Early results from clinical trials in both children and adults show improved glucose control using an artificial pancreas system compared to conventional treatment.
During the Scientific Sessions symposium The Artificial Pancreas in 2019—First Reports of New, Large-Scale Trials and the Path Forward, which begins at 2:15 p.m. Sunday in N-Hall E (North, Exhibition Level), four researchers will share the latest findings and discuss the potential for regulatory approval of an artificial pancreas system in the near future.
“Our first three-month analysis showed there was benefit and safety to use the artificial pancreas 24/7,” said Eric Renard, MD, PhD, Professor of Endocrinology, Diabetes and Metabolism at Montpellier Medical School and Head of Endocrinology, Diabetes and Nutrition at Lapeyronie University Hospital in Montpellier, France. “Glucose control is better when you use the artificial pancreas all the time and there is no more hypoglycemia. We will discuss our latest results in San Francisco.”
Dr. Renard will present nine-month results from the study Multicenter Assessment of the Efficacy of Closed-Loop Insulin Therapy on the Control of Type 1 Diabetes in Prepubertal Children—Comparison between Nocturnal and 24-Hour Use During 18 Weeks of Home Use.
Sue A. Brown, MD, Associate Professor of Research and Medicine in Endocrinology and Metabolism at the University of Virginia Medical School, will present the latest findings from The International Diabetes Closed-Loop (iDCL) Trial—Clinical Acceptance of the Artificial Pancreas, which is being conducted in patients 14 and older.
Both trials involve the same artificial pancreas system using continuous glucose monitoring, insulin pump, and control algorithm, but the active comparators and time frames are different in the studies.
“This is not an investigational product,” Dr. Renard said. “It’s a product that is expected to be launched very quickly after approvals in both Europe and the U.S.”
Dr. Renard’s pediatric study compares continuous use of the artificial pancreas versus nighttime-only use with a pump and continuous glucose monitoring with no algorithm during the day. Dr. Renard will discuss findings from a planned nine-month interim analysis. The trial is scheduled to run 12 months.
“This is the longest experience of the artificial pancreas used in real life in children ages 6 to 13,” Dr. Renard said. “So far, the longest studies have been six months. We had great enthusiasm for recruitment and should be finished with the 12 months of comparison late this year or early in 2020.”

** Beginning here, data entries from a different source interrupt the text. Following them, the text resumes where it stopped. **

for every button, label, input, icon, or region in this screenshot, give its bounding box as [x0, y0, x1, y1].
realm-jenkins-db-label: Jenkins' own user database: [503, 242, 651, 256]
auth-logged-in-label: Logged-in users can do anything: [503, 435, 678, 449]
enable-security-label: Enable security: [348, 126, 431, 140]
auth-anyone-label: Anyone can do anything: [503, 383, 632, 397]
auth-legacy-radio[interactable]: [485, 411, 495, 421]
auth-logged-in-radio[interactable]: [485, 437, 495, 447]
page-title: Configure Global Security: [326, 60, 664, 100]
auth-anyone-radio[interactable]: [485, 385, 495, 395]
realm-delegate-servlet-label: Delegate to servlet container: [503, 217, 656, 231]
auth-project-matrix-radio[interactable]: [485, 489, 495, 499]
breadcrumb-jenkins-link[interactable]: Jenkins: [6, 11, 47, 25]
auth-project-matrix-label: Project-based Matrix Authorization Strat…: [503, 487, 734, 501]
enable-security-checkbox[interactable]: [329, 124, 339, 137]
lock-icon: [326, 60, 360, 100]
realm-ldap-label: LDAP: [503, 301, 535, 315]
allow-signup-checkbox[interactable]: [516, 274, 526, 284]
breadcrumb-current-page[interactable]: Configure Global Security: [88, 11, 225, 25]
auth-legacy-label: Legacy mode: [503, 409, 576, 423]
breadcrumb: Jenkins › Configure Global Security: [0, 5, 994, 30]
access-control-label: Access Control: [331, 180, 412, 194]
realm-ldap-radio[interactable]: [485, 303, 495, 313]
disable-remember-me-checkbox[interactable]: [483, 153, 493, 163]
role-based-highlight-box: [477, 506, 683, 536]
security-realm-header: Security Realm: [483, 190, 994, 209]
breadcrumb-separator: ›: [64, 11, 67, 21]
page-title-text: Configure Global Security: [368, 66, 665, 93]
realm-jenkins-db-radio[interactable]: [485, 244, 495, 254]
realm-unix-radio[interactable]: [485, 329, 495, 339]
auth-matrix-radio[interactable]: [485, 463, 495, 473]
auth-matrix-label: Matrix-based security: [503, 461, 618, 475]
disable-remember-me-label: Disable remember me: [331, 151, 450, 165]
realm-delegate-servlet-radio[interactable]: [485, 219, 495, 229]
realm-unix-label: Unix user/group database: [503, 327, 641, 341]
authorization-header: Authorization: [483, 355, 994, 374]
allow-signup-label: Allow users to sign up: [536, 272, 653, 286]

Dr. Brown’s presentation compares the same control-to-range closed-loop artificial pancreas to conventional treatment using continuous glucose monitoring and insulin pump in adolescents and adults over three months.
The impact of moving from conventional treatment for type 1 diabetes to an artificial pancreas system is more profound than researchers expected, Dr. Renard said. They hoped to see significant improvements in patients’ glycemic control and did.
“What’s not shown by the numbers is the major benefit we found for the families,” he said, adding that many parents of children with type 1 diabetes don’t sleep through the night—there’s always at least one parent awake keeping watch.
“From the very start of this 24/7 protocol, the family is completely transformed because both parents can now sleep all night, every night,” Dr. Renard said. “Some mothers started to work where they could not before because they did not sleep nights.”
Children with diabetes also appreciate the change in their parents’ sleep patterns, Dr. Renard added.
“All of the children are happy to wake up with normal glucose levels when they go off to school and know that their glucose will be under control all day. And many of them say they are very happy with this new treatment because my mother can sleep now. It’s quite encouraging to see how much life can change beyond just glucose control.”